À travers leurs programmations jeunesse, tous deux ont « une complémentarité très importante, précise Julien. On veut faire du collectif de façon efficiente. L’Univers soutient totalement L’Hybride dans sa volonté de continuer ».

Une culture à défendre

La propension naturelle du cinéma à avachir les corps et les esprits n’est peut-être pas une fatalité. À L’Univers et L’Hybride – mais on pourrait citer aussi le Kino ou le Méliès à Villeneuve d’Ascq – on est loin de la marchandise cinématographique déversée dans des lieux aseptisés : « L’Univers est un lieu. La gare Saint Sauveur ne l’est pas, c’est un lieu uniquement fonctionnel, sans histoire, dédié à l’évènementiel et à la consommation » souligne Julien. Toute la différence est là. Le directeur de Lille 3000 Didier Fusillier se gargarise de « privatiser l’espace public ». Quand il transforme la ville en parc d’attractions pour en faire une métropole « attractive », son joujou Saint Sauveur s’ajoute aux salles de concert avec rebelles calibrés sur scène et videurs à l’entrée, ou aux duplex uniformes, véritables supermarchés du cinéma-purée, pré-mâché et pré-digéré.

Bien sûr, la Ville, la Communauté urbaine ou la Région subventionnent L’Hybride et L’Univers. C’est qu’elles reconnaissent le travail qu’ils font. Et à juste titre. Mais pour 40 000 € filés à L’Univers, la Ville en donne deux millions à Lille 3000. Tout est dit. D’un côté, on a des assos qui se démerdent avec des bouts de ficelle, des contrats aidés, des heures supp’ et des bénévoles qui y croient dur comme fer. De l’autre, on a des mastodontes, des Grand Stade, des Louvre-Lens, des infrastructures réservées aux concours d’élevage d’humains (ou Jeux Olympiques) ou à la bourgeoisie pomponnée. Après tout, 0,5 % du budget de la culture de la Mairie ne permettraient-il pas de maintenir les salariés sur des contrats hors de l’incertitude et de la précarité ?

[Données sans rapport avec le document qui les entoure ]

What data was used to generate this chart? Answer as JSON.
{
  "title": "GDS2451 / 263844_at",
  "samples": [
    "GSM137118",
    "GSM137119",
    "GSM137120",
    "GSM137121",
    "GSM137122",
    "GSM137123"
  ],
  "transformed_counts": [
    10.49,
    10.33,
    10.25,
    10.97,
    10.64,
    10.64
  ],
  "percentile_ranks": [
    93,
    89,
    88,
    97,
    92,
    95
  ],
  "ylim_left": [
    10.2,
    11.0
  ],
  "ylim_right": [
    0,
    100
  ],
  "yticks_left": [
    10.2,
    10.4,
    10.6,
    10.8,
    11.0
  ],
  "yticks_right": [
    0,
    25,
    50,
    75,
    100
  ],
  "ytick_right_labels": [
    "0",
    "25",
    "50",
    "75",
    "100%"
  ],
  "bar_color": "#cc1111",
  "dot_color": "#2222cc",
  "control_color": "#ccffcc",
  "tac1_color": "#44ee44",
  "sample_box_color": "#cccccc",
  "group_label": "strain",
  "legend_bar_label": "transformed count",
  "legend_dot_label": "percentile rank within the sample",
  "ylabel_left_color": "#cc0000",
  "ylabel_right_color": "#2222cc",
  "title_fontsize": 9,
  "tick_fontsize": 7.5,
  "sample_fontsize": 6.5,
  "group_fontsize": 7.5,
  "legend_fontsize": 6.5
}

Le 22 février, le site du Nouvel Observateur publiait une lettre de Thomas Gouritin, du webzine Time To blast, à destination de Martine Aubry. En réaction à l’interdiction pour La Chimère de faire des concerts après 22h à cause du bruit, et à la menace de fermeture qui plane au dessus de L’Hybride, il envoie ce boulet de canon : « Les grands programmes culturels permettant de rapprocher les citoyens autour de grandes communions artistico-populaires comme Lille3000 ont porté leurs fruits, dîtes-vous ? Pour une certaine catégorie de "professionnels" de la culture, experts fumeux de tous bords artistiques trendy et tellement conceptuels, peut être. Certes la Lille Art Fair ou les événements de Lille3000 (et bientôt Fantastic en 2012) drainent un public nouveau à Lille, certainement plus intéressant économiquement que les publics des petites salles qui se battent pour exister. » [1]

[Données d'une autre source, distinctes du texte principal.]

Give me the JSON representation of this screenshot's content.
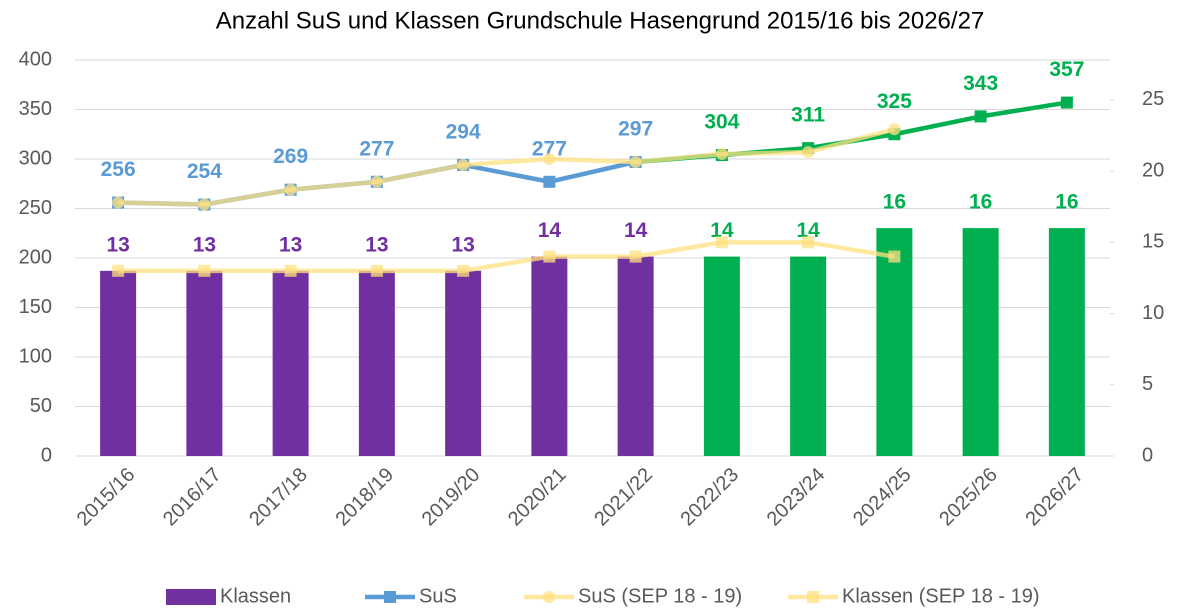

Une hostilité dans les parages ?

La police est venue l’été dernier, et plus récemment lors du Festival International du court métrage à L’Hybride. Lors de la première soirée du festival, des bénévoles sont interrogé-es, la salle contrôlée et plusieurs avertissements tombent pour le bruit. Depuis, les contrôles sont intempestifs. On reproche à l’Hybride des « nuisances sonores » pourtant relativisées par la plupart des voisins. Le procédé n’est pas nouveau : bars et autres lieux culturels remuants subissent régulièrement les foudres de voisins susceptibles ou des contrôleurs de la bureaucratie sanitaire et sonore. Même scénario pour le Détour, le Resto Soleil, le Modjo, le Salsero, La Chimère ou le Carré des Halles il y a quelques années, régulièrement visités par des tripotées de fonctionnaires rigides, et obligés de débourser des mille et des cents pour survivre. Au Tripostal ou à Saint Sauveur par contre, l’Hygiène et la Sécurité étaient moins pressées de faire appliquer leurs normes. [2]

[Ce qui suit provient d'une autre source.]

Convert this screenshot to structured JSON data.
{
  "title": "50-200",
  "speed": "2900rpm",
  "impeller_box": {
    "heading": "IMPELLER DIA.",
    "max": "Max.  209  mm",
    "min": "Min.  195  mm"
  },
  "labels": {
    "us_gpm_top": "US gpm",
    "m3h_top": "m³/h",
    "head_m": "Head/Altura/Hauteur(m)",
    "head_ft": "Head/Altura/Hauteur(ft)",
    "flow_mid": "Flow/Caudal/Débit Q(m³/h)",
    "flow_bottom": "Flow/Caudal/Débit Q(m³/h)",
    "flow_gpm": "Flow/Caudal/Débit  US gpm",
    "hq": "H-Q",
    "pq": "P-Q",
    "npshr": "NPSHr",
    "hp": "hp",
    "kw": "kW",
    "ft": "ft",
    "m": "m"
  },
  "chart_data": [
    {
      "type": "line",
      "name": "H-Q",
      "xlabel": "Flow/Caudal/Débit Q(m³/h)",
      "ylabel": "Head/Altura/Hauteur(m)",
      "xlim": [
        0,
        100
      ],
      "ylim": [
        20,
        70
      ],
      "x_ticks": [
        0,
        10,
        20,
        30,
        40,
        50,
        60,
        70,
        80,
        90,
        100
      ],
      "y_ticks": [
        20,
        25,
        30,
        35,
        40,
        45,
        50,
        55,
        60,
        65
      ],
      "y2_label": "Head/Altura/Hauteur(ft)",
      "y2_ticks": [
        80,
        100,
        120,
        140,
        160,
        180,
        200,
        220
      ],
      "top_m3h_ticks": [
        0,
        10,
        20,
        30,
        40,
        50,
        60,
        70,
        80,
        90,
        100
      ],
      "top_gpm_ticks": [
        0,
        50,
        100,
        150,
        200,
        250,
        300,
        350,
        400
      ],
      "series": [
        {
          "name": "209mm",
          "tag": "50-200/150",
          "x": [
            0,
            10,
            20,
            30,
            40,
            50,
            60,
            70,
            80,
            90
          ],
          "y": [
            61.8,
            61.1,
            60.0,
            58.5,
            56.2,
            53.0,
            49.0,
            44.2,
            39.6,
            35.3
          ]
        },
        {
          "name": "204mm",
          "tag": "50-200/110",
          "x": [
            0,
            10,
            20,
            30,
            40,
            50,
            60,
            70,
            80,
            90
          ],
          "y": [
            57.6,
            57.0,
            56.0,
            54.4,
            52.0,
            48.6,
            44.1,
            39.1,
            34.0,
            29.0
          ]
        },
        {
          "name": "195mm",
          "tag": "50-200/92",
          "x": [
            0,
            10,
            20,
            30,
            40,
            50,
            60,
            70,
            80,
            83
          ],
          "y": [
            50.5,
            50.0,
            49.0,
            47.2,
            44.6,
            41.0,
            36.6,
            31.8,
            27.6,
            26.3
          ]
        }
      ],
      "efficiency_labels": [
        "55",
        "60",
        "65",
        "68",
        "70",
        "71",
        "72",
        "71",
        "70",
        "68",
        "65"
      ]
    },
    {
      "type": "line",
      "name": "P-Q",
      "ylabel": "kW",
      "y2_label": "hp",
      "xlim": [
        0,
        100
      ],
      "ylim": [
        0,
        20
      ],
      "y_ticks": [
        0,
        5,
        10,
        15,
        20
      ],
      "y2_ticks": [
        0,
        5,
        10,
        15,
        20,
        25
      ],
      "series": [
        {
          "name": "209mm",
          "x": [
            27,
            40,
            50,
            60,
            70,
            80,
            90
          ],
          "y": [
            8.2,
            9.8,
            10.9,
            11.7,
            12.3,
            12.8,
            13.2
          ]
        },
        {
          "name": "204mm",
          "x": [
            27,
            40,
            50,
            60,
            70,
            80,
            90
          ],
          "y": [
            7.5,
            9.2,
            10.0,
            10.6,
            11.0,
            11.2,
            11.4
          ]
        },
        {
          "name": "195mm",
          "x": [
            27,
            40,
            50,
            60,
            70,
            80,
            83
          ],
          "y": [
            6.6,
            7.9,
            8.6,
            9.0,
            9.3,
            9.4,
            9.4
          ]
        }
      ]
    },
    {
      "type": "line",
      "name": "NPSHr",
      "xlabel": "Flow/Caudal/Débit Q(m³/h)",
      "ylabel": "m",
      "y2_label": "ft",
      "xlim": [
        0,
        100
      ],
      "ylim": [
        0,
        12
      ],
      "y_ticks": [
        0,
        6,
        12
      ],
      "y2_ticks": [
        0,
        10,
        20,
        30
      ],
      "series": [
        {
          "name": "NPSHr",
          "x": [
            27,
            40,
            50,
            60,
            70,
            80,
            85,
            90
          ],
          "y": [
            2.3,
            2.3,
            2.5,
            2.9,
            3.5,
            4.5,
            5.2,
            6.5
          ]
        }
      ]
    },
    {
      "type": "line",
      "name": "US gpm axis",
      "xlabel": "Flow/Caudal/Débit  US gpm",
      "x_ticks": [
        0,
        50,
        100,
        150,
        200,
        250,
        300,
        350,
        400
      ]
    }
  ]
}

La question posée est : comment fait-on pour vivre dans une métropole qui se veut de plus en plus « intense », selon une délibération de LMCU [3] ? Le bruit est partout. Il vrombit sur les routes. Il vend des cochonneries et adoucit les mœurs dans les couloirs du métro. Il beugle les soirs de beuverie rue Solférino. Il sort des postes de télé pour obstruer toute communication véritable. Ici il est souhaité, là il est réprimé. Pour devancer les problèmes, L’Univers a pris l’initiative de rencontrer les voisins de la rue Danton et d’inviter la mairie. Un accord a été trouvé, en intelligence et en dialogue. Le problème sera plus coûteux pour L’Hybride qui fait face à un souci d’infrastructure que ne connaît pas L’Univers.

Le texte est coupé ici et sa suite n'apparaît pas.